The shift is rooted in the 2023 assurance review by HM Inspectorate of Constabulary in Scotland. Inspectors found there had been no legal requirement to vet all officers and staff, no routine re‑checks, and no clear way for officers to declare off‑duty charges or major life changes. They recommended a statutory scheme with re‑vetting at least every 10 years and stronger reporting duties. (hmics.scot)

England and Wales are moving in a similar direction. The College of Policing strengthened the Vetting Code of Practice in 2023 and refreshed detailed guidance in 2025; ministers then made passing vetting a legal requirement for serving officers from April 2025. The guidance has also been updated in light of the High Court’s Di Maria ruling on how vetting decisions interact with fair‑process rights. (college.police.uk)

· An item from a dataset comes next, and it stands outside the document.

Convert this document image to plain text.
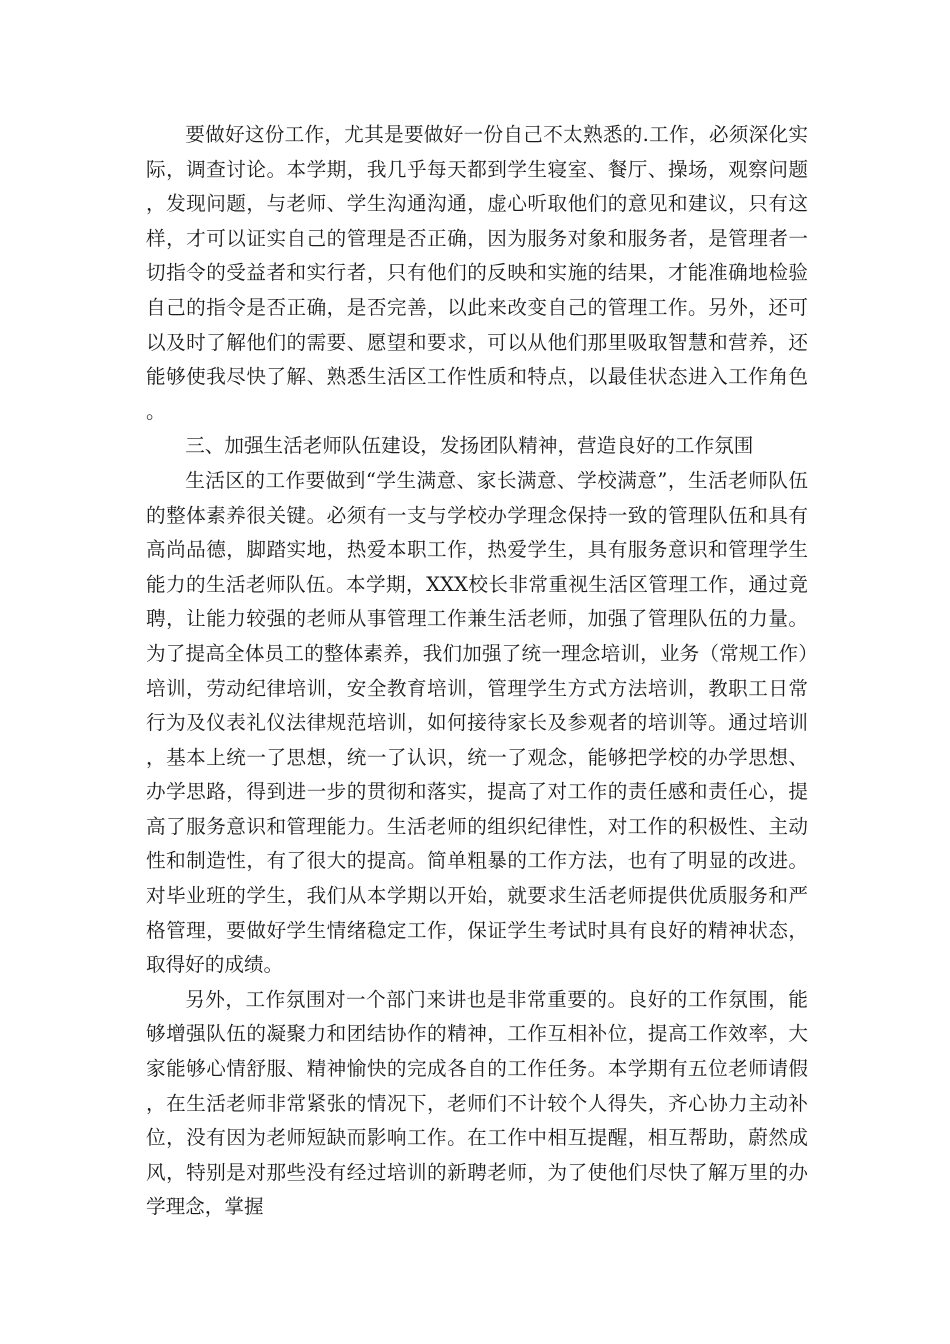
要做好这份工作，尤其是要做好一份自己不太熟悉的.工作，必须深化实际，调查讨论。本学期，我几乎每天都到学生寝室、餐厅、操场，观察问题，发现问题，与老师、学生沟通沟通，虚心听取他们的意见和建议，只有这样，才可以证实自己的管理是否正确，因为服务对象和服务者，是管理者一切指令的受益者和实行者，只有他们的反映和实施的结果，才能准确地检验自己的指令是否正确，是否完善，以此来改变自己的管理工作。另外，还可以及时了解他们的需要、愿望和要求，可以从他们那里吸取智慧和营养，还能够使我尽快了解、熟悉生活区工作性质和特点，以最佳状态进入工作角色。

三、加强生活老师队伍建设，发扬团队精神，营造良好的工作氛围

生活区的工作要做到“学生满意、家长满意、学校满意”，生活老师队伍的整体素养很关键。必须有一支与学校办学理念保持一致的管理队伍和具有高尚品德，脚踏实地，热爱本职工作，热爱学生，具有服务意识和管理学生能力的生活老师队伍。本学期，XXX校长非常重视生活区管理工作，通过竟聘，让能力较强的老师从事管理工作兼生活老师，加强了管理队伍的力量。为了提高全体员工的整体素养，我们加强了统一理念培训，业务（常规工作）培训，劳动纪律培训，安全教育培训，管理学生方式方法培训，教职工日常行为及仪表礼仪法律规范培训，如何接待家长及参观者的培训等。通过培训，基本上统一了思想，统一了认识，统一了观念，能够把学校的办学思想、办学思路，得到进一步的贯彻和落实，提高了对工作的责任感和责任心，提高了服务意识和管理能力。生活老师的组织纪律性，对工作的积极性、主动性和制造性，有了很大的提高。简单粗暴的工作方法，也有了明显的改进。对毕业班的学生，我们从本学期以开始，就要求生活老师提供优质服务和严格管理，要做好学生情绪稳定工作，保证学生考试时具有良好的精神状态，取得好的成绩。

另外，工作氛围对一个部门来讲也是非常重要的。良好的工作氛围，能够增强队伍的凝聚力和团结协作的精神，工作互相补位，提高工作效率，大家能够心情舒服、精神愉快的完成各自的工作任务。本学期有五位老师请假，在生活老师非常紧张的情况下，老师们不计较个人得失，齐心协力主动补位，没有因为老师短缺而影响工作。在工作中相互提醒，相互帮助，蔚然成风，特别是对那些没有经过培训的新聘老师，为了使他们尽快了解万里的办学理念，掌握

For readers in the North, this matters beyond the border. Cumbria, Northumbria and Durham officers work shoulder‑to‑shoulder with Police Scotland on roads, serious and organised crime and major incident response. Clear, statutory rules on who can serve-and how decisions are appealed-should make cross‑border deployments and secondees easier to plan and safer for the public.

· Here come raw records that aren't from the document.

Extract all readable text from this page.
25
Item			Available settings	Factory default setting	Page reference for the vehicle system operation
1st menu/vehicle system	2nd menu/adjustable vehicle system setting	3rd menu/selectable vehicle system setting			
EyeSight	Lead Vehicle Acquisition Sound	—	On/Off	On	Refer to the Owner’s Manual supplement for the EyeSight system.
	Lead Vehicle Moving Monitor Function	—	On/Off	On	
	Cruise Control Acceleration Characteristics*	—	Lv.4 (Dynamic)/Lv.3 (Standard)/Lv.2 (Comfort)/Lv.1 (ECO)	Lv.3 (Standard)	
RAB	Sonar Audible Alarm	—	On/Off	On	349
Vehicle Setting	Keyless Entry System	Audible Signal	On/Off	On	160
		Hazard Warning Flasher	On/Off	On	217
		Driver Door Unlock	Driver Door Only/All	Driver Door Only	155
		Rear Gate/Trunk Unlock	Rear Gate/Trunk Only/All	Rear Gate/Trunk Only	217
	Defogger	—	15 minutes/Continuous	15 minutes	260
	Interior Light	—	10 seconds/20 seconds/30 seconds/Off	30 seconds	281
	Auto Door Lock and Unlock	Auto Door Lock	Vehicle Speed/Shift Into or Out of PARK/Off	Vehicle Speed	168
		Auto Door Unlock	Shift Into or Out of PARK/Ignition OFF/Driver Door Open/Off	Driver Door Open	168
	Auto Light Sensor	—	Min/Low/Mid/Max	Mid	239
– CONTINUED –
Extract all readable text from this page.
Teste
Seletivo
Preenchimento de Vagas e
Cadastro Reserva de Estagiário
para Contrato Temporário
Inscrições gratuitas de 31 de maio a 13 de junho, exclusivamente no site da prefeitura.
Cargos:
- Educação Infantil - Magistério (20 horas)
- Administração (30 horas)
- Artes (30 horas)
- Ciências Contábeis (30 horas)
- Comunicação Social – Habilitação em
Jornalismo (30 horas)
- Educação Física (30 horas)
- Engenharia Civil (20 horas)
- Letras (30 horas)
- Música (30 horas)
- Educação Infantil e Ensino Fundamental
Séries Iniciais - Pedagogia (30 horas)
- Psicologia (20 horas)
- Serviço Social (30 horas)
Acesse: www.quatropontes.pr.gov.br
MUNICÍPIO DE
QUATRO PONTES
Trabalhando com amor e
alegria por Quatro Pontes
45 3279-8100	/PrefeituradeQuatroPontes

There’s more still to come. The 2025 Act requires the Chief Constable to produce a Vetting Code of Practice setting out evidence thresholds and written‑reasons duties; it only takes effect once these regulations are live. Police Scotland and the Scottish Police Authority have already been preparing training and consulted formally on the vetting changes in October–November 2025. (legislation.gov.uk)

One gap remains: rules to deal with allegations against former officers are not included in this package. The Scottish Police Authority expects separate regulations on former and retired officers later in 2026, with drafting running to September. (spa.police.uk)

What we’ll be watching from 1 April: how often officers are redeployed or dismissed under the new scheme; whether summaries provided when sensitive information is withheld are good enough for fairness; and whether joint teams along the border tighten information‑sharing as cases move through appeals.